User Study (Multi-person audio-driven)

Method Average Score Top-1 Selection Rate
Kling 1.70 14.5%
OmniHuman 1.82 25.6%
Ours 2.48 59.9%

Ablation Study

Audio Injection Strategy Sync-D (Lower better) FVD (Lower better)
Global Audio Condition 9.482 33.895
ID Embedding 8.627 35.665
Fixed Mask 7.068 40.239
Predicted Mask 6.670 22.881

Key Findings

  • Predicted masks significantly outperform fixed masks: Sync-D decreased by 5.6%, FVD decreased by 43.1% (40.239 -> 22.881).
  • HKV (Hand Keypoint Variance) is the highest among all methods (59.635), indicating richer body movement.
  • Multi-concept identity preservation (CLIP-I = 0.744, DINO-I = 0.533) significantly outperforms commercial products like Pika and Vidu.
  • Mask predictor overhead is minimal: only 0.4s added per extra reference (vs. 6.5s DiT base).

Highlights & Insights

  • Iterative Mask Strategy: Cleverly utilizes the multi-step nature of the diffusion process to refine layout masks during denoising.
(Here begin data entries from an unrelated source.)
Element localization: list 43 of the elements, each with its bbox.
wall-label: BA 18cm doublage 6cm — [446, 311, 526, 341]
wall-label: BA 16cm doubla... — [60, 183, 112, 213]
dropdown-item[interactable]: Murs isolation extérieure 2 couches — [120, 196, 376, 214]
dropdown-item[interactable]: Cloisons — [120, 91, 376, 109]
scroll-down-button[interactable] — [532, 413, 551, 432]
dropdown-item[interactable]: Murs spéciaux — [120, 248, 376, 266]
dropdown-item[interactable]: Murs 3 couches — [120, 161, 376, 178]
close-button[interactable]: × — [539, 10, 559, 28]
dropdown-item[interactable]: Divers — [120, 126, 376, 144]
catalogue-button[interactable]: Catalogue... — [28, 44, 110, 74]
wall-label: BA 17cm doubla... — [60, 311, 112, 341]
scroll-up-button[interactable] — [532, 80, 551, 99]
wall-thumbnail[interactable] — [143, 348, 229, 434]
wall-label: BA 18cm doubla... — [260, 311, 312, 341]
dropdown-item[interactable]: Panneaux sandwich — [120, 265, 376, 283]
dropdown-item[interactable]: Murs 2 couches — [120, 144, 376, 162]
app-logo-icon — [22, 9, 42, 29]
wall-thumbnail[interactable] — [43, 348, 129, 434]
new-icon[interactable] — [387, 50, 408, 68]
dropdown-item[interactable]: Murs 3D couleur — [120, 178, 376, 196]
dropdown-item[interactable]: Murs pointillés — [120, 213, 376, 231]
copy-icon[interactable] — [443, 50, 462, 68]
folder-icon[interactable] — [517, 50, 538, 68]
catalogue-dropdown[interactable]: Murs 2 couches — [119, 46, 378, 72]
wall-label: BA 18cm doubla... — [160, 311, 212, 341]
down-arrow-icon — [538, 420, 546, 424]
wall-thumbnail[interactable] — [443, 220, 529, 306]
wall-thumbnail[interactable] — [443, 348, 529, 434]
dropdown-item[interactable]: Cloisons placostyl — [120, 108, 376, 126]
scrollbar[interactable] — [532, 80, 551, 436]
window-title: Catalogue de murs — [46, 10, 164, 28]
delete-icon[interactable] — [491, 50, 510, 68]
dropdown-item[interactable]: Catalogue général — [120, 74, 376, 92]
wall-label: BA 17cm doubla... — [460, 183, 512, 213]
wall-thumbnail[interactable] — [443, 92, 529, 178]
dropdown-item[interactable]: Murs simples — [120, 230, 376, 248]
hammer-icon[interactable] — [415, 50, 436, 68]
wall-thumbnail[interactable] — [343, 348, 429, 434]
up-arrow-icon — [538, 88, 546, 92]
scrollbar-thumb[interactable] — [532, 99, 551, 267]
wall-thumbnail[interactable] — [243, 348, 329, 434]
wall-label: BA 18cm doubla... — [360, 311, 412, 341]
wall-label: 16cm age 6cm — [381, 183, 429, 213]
This is an elegant bootstrap solution requiring no external detectors.
  • Zero-parameter Reference Injection: Reuses DiT self-attention by stacking reference image VAE latents, keeping the architecture clean.
  • Industrial-grade Data Pipeline: The annotation pipeline for 2.6 million videos (Qwen2-VL description + Gemini structural parsing + SAM2 masks) is a valuable engineering contribution.

Limitations & Future Work

  • Inference time grows quadratically as the number of characters increases (attention complexity).
  • Mask prediction quality depends on DiT intermediate features; masks may be inaccurate in the very early denoising steps.
  • Currently supports a maximum of 3 interacting people; scenarios with more people are unverified.
  • Audio conditions are limited to speech; driving by music or ambient sound is unexplored.
  • The core model is based on an internal 7B DiT, posing barriers to full reproduction.
  • vs OmniHuman: Direct competitor, but OmniHuman does not support multi-person audio matching.
  • vs CyberHost: Early audio-driven method with a significant performance gap.
  • vs Phantom (Multi-concept Customization): Phantom excels in multi-concept but lacks audio-driven support; InterActHuman achieves both.

Rating

  • Novelty: ⭐⭐⭐⭐ The iterative mask prediction strategy is novel, though the overall framework integrates existing components.
  • Experimental Thoroughness: ⭐⭐⭐⭐⭐ Comprehensive evaluation across single/multi-person and multi-concept scenarios, plus user studies and detailed ablations.
  • Writing Quality: ⭐⭐⭐⭐ Clear architectural descriptions, though mathematical notations require careful reading.
  • Value: ⭐⭐⭐⭐⭐ High industrial value as a practical system for multi-person interactive video generation.